In light of the recent return of subsidy payments on imported petrol by the Nigerian National Petroleum Company Limited (NNPC), some players in the petroleum products marketing sector have recommended that the federal government consider a phased approach to subsidy removal. They propose this measure to make the policy more manageable and less burdensome.
These suggestions have arisen following the reinstatement of the subsidy, which was abolished by President Bola Tinubu in his inaugural speech on May 29, 2023. The removal of the subsidy had resulted in a significant increase in petrol pump prices in the country, soaring by over 200 percent from the previous N185 per litre to the current range of between N580 and over N617 per litre, varying by location.
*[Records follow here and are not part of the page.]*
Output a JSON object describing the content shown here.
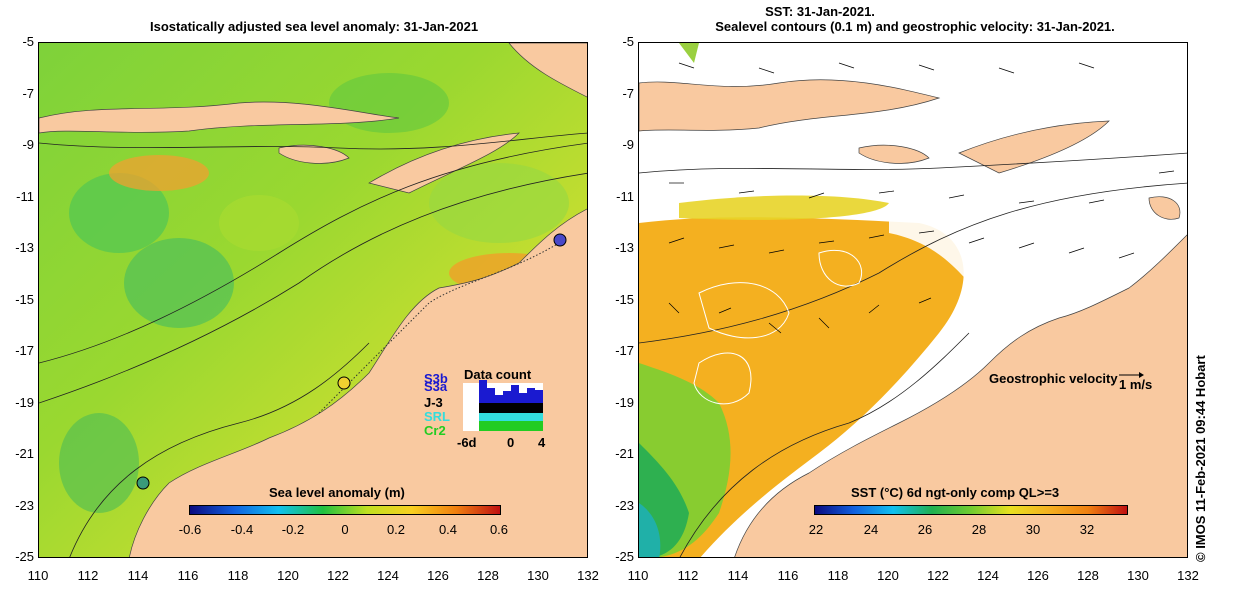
{
  "left": {
    "title": "Isostatically adjusted sea level anomaly: 31-Jan-2021",
    "colorbar": {
      "label": "Sea level anomaly (m)",
      "ticks": [
        "-0.6",
        "-0.4",
        "-0.2",
        "0",
        "0.2",
        "0.4",
        "0.6"
      ]
    },
    "data_count": {
      "title": "Data count",
      "satellites": [
        {
          "name": "S3b",
          "color": "#1a1ad0"
        },
        {
          "name": "S3a",
          "color": "#1a1ad0"
        },
        {
          "name": "J-3",
          "color": "#000000"
        },
        {
          "name": "SRL",
          "color": "#33dddd"
        },
        {
          "name": "Cr2",
          "color": "#22cc22"
        }
      ],
      "x_ticks": [
        "-6d",
        "0",
        "4"
      ]
    }
  },
  "right": {
    "title_line1": "SST: 31-Jan-2021.",
    "title_line2": "Sealevel contours (0.1 m) and geostrophic velocity: 31-Jan-2021.",
    "velocity_label": "Geostrophic velocity",
    "velocity_scale": "1 m/s",
    "colorbar": {
      "label": "SST (°C) 6d ngt-only comp QL>=3",
      "ticks": [
        "22",
        "24",
        "26",
        "28",
        "30",
        "32"
      ]
    }
  },
  "axes": {
    "y_ticks": [
      "-5",
      "-7",
      "-9",
      "-11",
      "-13",
      "-15",
      "-17",
      "-19",
      "-21",
      "-23",
      "-25"
    ],
    "x_ticks": [
      "110",
      "112",
      "114",
      "116",
      "118",
      "120",
      "122",
      "124",
      "126",
      "128",
      "130",
      "132"
    ]
  },
  "credit": "© IMOS 11-Feb-2021 09:44 Hobart",
  "colors": {
    "land": "#f9c9a0",
    "sla_mid": "#8ad634",
    "sst_warm": "#f4b020",
    "background": "#ffffff"
  }
}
The exorbitant petrol prices triggered inflation, causing prices of other goods and transportation services to surge, impacting most Nigerians who were grappling with weakened purchasing power.
The re-introduction of subsidies into the petrol marketing system was anticipated, as both the government and NNPC had ruled out any further increases in petrol prices beyond the prevailing pump price. This stance contradicts market forces, which typically operate based on supply and demand principles.
The call for a gradual approach to subsidy removal underscores the need to strike a balance between economic stability and the financial well-being of Nigerians. It reflects the operators’ desire to navigate the complexities of the fuel price policy to ensure a smoother transition for all stakeholders.